The Journey Home

On an altar of white silk we placed her body.  She is that now, a body.  We dressed her in a vibrant pink and orange dress she used to wear when she sang.  We surrounded her with flowers, a crown of white lilies at her head, roses and sunflowers around her shoulders.  We sprinkled petals over her like snowflakes and covered her feet with a blanket so they wouldn’t get cold.  

It’s a strange thought considering she was already cold everywhere, hands, face, forehead.  I found myself curious to see what it would feel like to press my lips against her now cold cheeks, fingers.

Bit by bit the altar grew.  

Photos of her and her family. 

Poems my father had written in her honor.  

A weathered newspaper article of elephants in Africa that sat in her bedroom in hopes such a voyage was still possible.  

Her caregiver added pieces from Sorry, one of the last games she could still play before she became lost staring at her fingers.  

I added an apple, my sister some grapes.  

Coloring books and pencils, reminders of the hours she spent coloring at the kitchen table.  

Lastly, letters from me, my sister and my daughter.  

I found myself struggling with what to write.  I wanted to ask her forgiveness for not being more ‘present’ when she was alive.  Alas, those pages are written, they cannot be undone.  So I told her I loved her.

My sister and I had two nights of her at home before they took her away for the last time.  We camped out in the living room with her as the candles flickered around us.  We left the windows open so her spirit was free to move about. It was a gift to have that time to transition, she from her body, and us from her.

There were definitely macabre moments.  In what could have been a scene from a movie, when they brought her back from the hospital that night: She was in a sheet, wrapped up like a papoose, the drivers at her head, my sister and I at her feet.  I could see her face, waxen-like in the shadows, bobbing with each step.  As we made the last turn, I worried she might tumble out as the sheet nearly slipped from my hands. Then there was the crazy laughter as we joked about the possibility her hand might drop onto my sister’s face during the night.  

But in the laughter is the heartache, the blindsiding grief that takes your breath away.  As you realize that this is it.  It is done. 

She will never again greet us with that smile of hers that held such love, such welcome.  

We will never again wash up together as she thanked me over and over for taking care of her. 

I will never again have the chance to share with her my projects, her granddaughter’s adventures, trips we were all going to take.

I was down in the hospital cafeteria when she took her last breath.  My sister said it was like a fish gasping for air… But I propose another possibility.  

What if, instead, it was like the great whales who take that one big inhale before they dive down into the ocean.  What if, instead, that was her taking in one great big breath of this earthly air.
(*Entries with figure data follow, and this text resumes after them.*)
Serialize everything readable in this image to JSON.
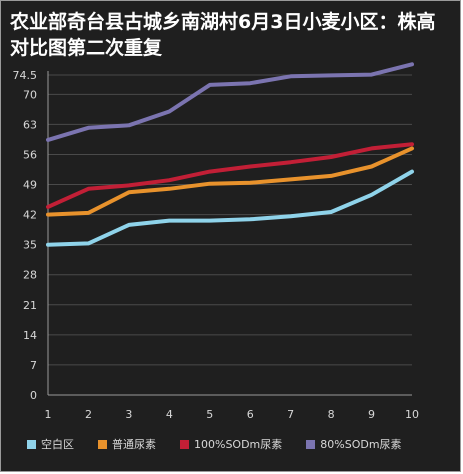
{
  "chart_data": {
    "type": "line",
    "title": "农业部奇台县古城乡南湖村6月3日小麦小区：株高对比图第二次重复",
    "x": [
      "1",
      "2",
      "3",
      "4",
      "5",
      "6",
      "7",
      "8",
      "9",
      "10"
    ],
    "y_ticks": [
      "0",
      "7",
      "14",
      "21",
      "28",
      "35",
      "42",
      "49",
      "56",
      "63",
      "70",
      "74.5"
    ],
    "ylim": [
      0,
      74.5
    ],
    "grid": true,
    "legend_position": "bottom",
    "series": [
      {
        "name": "空白区",
        "color": "#8fd3ea",
        "values": [
          35,
          35.3,
          39.6,
          40.6,
          40.6,
          40.9,
          41.6,
          42.6,
          46.6,
          52
        ]
      },
      {
        "name": "普通尿素",
        "color": "#e8922c",
        "values": [
          42,
          42.4,
          47.2,
          48,
          49.2,
          49.4,
          50.2,
          51,
          53.2,
          57.4
        ]
      },
      {
        "name": "100%SODm尿素",
        "color": "#c21f36",
        "values": [
          43.8,
          48,
          48.8,
          50,
          52,
          53.2,
          54.2,
          55.4,
          57.4,
          58.4
        ]
      },
      {
        "name": "80%SODm尿素",
        "color": "#7b74b0",
        "values": [
          59.4,
          62.2,
          62.8,
          66,
          72.2,
          72.6,
          74.2,
          74.4,
          74.6,
          77
        ]
      }
    ]
  }
}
Drawing deep into herself the essence of my sister, myself, before taking that last dive and beginning her migration home.

***

My momma was a woman of such honor and integrity.  She loved her family fiercely.  She was a singer and an artist.  She had a full-time job, cooked and cleaned and took care of her family.  She survived the holocaust and went on to live a life of joy and creativity.  I am honored, privileged, blessed, to have had her as my mother.